Multithreaded Range in RDataFrame

FoxWise · October 8, 2021, 2:24pm

import ROOT
# ROOT.EnableImplicitMT()
df1 = df1.Range(42)
df2 = df2.Filter(" rdfentry_ < 42")

Doesn’t work with multi-threading
Works with multi-threading and does the same functionality…

Why one would need Range at all then?
Or
Why one wouldn’t implement Range internally as a Filter to provide multi-threading?

eguiraud · October 8, 2021, 2:42pm

Hi @FoxWise ,

Range makes RDataFrame quit the event loop early when all ranges are exhausted, even if you have different ranges in different branches of the computation graph and even if you have several Ranges in series. Being more generic, Filter can never know whether it’s possible to quit the event loop early
you can put a Range after a filter to only process N events that pass the filter, which you can’t do by checking rdfentry_

Unfortunately these two features of Range also mean that it is not possible to implement a multi-thread Range that does not require some form of synchronization between the threads, and we want to avoid synchronization during the event loop at all costs in order to scale well to a large amount of CPUs in most scenarios.
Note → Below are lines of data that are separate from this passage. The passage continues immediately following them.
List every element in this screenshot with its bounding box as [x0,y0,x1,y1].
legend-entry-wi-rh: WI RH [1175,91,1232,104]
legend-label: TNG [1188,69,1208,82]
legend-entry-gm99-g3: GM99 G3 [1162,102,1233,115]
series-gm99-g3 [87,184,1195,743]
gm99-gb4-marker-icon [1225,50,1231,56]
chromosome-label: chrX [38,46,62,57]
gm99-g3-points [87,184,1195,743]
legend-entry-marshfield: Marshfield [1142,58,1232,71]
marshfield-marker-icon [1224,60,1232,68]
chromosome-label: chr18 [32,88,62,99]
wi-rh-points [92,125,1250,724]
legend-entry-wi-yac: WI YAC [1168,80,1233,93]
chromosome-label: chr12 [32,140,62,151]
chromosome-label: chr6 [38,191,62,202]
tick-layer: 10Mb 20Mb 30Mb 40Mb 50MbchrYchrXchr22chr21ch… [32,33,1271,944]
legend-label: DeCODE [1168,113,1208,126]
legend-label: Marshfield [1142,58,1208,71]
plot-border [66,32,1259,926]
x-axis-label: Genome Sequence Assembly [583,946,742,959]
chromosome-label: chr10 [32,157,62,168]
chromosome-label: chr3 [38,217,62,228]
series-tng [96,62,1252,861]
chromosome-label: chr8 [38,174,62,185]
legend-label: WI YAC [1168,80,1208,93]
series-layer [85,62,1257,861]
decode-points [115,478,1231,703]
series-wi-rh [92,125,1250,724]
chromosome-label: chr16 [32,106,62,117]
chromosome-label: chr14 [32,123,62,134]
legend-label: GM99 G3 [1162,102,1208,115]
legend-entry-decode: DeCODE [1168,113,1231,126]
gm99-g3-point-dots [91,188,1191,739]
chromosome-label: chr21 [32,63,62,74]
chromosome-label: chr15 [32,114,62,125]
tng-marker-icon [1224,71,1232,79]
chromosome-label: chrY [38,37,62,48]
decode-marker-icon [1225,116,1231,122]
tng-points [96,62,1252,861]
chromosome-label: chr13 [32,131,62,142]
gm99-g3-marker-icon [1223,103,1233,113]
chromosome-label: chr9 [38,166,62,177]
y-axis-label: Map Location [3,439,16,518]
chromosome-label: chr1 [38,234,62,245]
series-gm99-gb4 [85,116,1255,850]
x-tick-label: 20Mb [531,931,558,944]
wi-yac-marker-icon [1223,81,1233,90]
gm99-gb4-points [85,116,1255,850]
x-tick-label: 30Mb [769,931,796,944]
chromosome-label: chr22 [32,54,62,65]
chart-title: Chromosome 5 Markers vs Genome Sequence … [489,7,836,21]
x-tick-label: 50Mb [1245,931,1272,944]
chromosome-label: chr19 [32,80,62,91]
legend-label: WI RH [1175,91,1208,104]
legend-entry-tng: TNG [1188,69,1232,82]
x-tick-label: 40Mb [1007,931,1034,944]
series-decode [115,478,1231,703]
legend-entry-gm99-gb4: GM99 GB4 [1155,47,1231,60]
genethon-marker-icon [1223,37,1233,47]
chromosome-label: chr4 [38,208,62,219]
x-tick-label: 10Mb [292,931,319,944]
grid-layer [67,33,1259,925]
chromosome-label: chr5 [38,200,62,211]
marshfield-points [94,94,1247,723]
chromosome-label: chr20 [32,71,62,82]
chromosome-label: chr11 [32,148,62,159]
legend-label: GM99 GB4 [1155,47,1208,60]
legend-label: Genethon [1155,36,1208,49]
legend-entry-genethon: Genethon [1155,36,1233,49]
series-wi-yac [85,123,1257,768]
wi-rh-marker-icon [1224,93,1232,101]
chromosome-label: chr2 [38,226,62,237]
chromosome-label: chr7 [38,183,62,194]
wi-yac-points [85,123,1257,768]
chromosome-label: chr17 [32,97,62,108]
Currently, the way to get a multi-thread RDF run that early-quits after a certain amount of entries is by attaching a TEntryList to the TTree/TChain before passing the TTree/TChain object to RDF’s constructor.
We want to allow users to get the same results with less characters typed in the future, see https://github.com/root-project/root/issues/7702 .

Cheers,
Enrico

RENATO_QUAGLIANI · October 8, 2021, 3:17pm

Don’t get me wrong, but isn’t the scope of Range a debugging feature rather than a functionality to use for any meaningful work ?
I usually make use of Range to test some rdf routines and histogramming pipelines i have etc… so i can run in no time what i used to do with Draw("","","",1000) for fast checks etc…
I.e you have no gain in going MT if you run over only 1000 events.

Maybe this answer the question pragmatically Why one would need Range at all then?

eguiraud · October 8, 2021, 3:29pm

Yes, this was the original idea behind the feature.

FoxWise · October 8, 2021, 4:14pm

I also use Range primarily for testing, but I encountered another use case:

I have many TTrees with almost 10 000 000 events each due to some jobs failed and statistics slightly different. And I wanted to cut the extra events in some TTrees to the least number of events, so there are no leftovers…

system · October 22, 2021, 4:15pm

This topic was automatically closed 14 days after the last reply. New replies are no longer allowed.